In 2004, Sternberg founded the Samuel and Barbara Sternberg Cancer Research Foundation (ONLUS, now ETS), named after her parents, to support cancer research and promote precision oncology in Italy.

== Research and clinical contributions ==
Sternberg is recognized for her work in clinical trials and drug development across genitourinary malignancies. She has authored over 400 peer-reviewed articles (more than 100 as first author), contributed to over 80 book chapters, and co-edited or guest-edited six oncology textbooks. She currently serves in editorial roles as:

- Section Editor, Urologic Oncology
- Associate Editor, Bladder Cancer Clinical Trials Corner
- Genitourinary Editor, ESMO Open – Cancer Horizons
- Associate Editor, Frontiers in Oncology

She has also served on editorial boards for Critical Reviews in Hematology & Oncology, British Journal of Urology, European Journal of Cancer, and European Urology Oncology.

=== Bladder cancer ===
She developed the M-VAC and dose-dense M-VAC chemotherapy regimens for urothelial carcinoma. As principal investigator for the EORTC 30994 study, she demonstrated the efficacy of adjuvant chemotherapy following cystectomy. She also led the SAUL trial of atezolizumab and participated in the landmark JAVELIN Bladder 100 trial, which led to approval of avelumab as maintenance therapy in advanced bladder cancer.

=== Prostate cancer ===
Sternberg helped lead the AFFIRM and PROSPER trials of enzalutamide and played a critical role in the development of abiraterone acetate. Her work contributed directly to FDA and EMA approvals of these agents for castration-resistant prostate cancer. She was also involved in developing and assessing satraplatin, tasquinimod, and darolutamide, and has studied androgen receptor resistance mechanisms and lineage plasticity through translational research at Weill Cornell.
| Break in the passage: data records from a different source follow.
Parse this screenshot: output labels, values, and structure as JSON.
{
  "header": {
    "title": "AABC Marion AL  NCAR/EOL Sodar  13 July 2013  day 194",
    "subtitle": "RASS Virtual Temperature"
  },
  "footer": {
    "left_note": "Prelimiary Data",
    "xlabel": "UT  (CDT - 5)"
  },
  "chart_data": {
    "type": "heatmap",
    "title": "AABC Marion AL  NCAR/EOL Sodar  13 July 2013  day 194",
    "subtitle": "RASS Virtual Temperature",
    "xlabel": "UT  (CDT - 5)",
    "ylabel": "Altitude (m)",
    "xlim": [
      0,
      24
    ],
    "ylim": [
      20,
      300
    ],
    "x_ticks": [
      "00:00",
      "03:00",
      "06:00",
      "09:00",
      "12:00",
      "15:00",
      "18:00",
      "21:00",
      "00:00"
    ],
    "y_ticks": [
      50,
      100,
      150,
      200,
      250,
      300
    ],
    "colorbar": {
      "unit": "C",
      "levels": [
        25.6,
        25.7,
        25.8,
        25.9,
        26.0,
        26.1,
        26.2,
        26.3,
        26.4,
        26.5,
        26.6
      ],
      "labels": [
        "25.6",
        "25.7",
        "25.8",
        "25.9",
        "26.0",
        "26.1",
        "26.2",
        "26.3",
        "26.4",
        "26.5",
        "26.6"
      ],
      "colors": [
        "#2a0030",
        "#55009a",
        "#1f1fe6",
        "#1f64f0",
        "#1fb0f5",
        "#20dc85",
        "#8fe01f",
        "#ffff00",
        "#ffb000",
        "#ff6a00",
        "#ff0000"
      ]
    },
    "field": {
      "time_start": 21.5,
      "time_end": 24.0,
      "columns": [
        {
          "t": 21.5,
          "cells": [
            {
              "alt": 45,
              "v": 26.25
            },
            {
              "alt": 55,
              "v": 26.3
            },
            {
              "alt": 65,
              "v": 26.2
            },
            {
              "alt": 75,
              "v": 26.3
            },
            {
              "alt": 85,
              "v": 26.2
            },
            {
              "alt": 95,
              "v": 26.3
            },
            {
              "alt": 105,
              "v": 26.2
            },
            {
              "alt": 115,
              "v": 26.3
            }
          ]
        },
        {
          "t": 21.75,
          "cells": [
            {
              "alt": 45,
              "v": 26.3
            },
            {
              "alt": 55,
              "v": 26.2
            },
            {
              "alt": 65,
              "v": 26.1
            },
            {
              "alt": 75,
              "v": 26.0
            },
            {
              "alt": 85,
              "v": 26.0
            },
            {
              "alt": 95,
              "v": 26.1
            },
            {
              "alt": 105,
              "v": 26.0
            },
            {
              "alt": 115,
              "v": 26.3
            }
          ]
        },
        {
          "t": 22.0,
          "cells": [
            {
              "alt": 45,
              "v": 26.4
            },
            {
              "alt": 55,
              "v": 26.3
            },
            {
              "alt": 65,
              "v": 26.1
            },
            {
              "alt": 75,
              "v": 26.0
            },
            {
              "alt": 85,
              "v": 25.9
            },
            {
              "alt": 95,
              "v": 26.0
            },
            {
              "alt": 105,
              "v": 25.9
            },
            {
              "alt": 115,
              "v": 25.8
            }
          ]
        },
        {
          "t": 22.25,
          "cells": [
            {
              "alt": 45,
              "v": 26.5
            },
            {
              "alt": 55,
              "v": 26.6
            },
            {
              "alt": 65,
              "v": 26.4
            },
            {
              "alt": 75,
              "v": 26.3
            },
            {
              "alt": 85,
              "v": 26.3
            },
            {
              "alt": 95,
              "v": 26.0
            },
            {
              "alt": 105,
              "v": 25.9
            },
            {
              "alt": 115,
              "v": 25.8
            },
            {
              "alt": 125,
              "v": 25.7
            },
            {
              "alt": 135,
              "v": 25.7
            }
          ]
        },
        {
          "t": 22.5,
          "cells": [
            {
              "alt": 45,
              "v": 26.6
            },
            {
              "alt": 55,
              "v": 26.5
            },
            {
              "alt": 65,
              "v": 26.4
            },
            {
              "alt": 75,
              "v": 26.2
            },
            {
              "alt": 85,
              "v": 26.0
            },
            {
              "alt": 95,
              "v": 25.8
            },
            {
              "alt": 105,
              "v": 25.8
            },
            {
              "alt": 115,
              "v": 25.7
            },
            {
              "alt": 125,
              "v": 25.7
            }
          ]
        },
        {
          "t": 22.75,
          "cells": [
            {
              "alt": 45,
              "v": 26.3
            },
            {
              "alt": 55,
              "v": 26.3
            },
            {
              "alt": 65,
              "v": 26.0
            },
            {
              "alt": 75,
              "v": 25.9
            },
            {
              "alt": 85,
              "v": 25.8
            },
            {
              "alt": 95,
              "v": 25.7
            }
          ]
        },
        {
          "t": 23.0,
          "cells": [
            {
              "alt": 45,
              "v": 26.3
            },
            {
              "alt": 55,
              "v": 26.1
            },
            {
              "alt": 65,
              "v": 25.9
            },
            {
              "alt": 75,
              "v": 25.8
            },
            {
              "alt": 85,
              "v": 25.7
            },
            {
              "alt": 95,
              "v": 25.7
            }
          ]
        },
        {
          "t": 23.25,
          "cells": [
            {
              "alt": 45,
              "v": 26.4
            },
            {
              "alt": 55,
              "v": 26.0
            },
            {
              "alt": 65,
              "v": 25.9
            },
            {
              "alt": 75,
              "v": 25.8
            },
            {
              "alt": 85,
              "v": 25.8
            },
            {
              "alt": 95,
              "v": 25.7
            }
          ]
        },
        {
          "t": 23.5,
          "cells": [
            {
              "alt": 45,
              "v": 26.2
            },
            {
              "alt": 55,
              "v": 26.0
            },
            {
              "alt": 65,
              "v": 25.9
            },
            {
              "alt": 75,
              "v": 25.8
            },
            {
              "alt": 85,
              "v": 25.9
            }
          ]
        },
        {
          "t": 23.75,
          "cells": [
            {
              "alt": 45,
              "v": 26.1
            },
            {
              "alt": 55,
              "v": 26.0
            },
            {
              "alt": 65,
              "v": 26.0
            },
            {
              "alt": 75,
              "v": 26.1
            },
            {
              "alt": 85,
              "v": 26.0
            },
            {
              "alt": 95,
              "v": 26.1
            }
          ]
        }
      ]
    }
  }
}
=== Renal cell carcinoma ===
She served as a principal investigator in studies of pazopanib, including the pivotal registration trial and the subsequent COMPARZ and PISCES trials comparing it to sunitinib. Her work has also included clinical evaluation of tivozanib, cabozantinib, lenvatinib, and dovitinib, and exploration of immune checkpoint blockade in kidney cancer.

== Honors and awards ==

- Fellow, American College of Physicians (1989)
- Folke Edsmyr Memorial Award, Karolinska Institute (1994)
- Grande Ufficiale al Merito della Repubblica Italiana (2004)
- Premio Minerva for Scientific Achievement (2007)
- ESMO Award for Outstanding Contribution to Medical Oncology (2013)
- Pieter de Mulder Award, EIKCS (2017)
- Excellence in Oncology Award, Oncology Times (2020)
- Order of Merit of the Italian Republic (2004) Awarded by: Italian Government
In July 2025, she was profiled as an Outstanding Author by Translational Cancer Research.

==Selected publications==
- Hussain, M. (2018). "Enzalutamide in men with nonmetastatic, castration-resistant prostate cancer"
- Sternberg, C. N. (2020). "Enzalutamide and survival in nonmetastatic, castration-resistant prostate cancer"
- Sternberg, C. (2016). "Randomized, double-blind, placebo-controlled phase III study of tasquinimod in men with metastatic castration-resistant prostate cancer"
- Sternberg, C. N. (2021). "Efficacy and safety of cabazitaxel versus abiraterone or enzalutamide in older patients with metastatic castration-resistant prostate cancer in the CARD study"
- Elemento, O. (2025). "The use of artificial intelligence for cancer therapeutic decision-making"
- Sternberg, C. N. (2006). "Seven-year update of an EORTC phase III trial of high-dose intensity M-VAC chemotherapy and G-CSF versus classic M-VAC in advanced urothelial tract tumours"
- Sternberg, C. N. (2015). "Immediate versus deferred chemotherapy after radical cystectomy in patients with pT3–pT4 or N+ M0 urothelial carcinoma of the bladder (EORTC 30994): an intergroup, open-label, randomised phase 3 trial"
- Sternberg, C. N. (2019). "Primary results from SAUL, a multinational single-arm safety study of atezolizumab therapy for locally advanced or metastatic urothelial or non-urothelial carcinoma of the urinary tract"

==Personal life==
Since 1988, Sternberg has been married to academic Vito Pansadoro. They have two children, Vincenzo Pansadoro and Tatiana Pansadoro.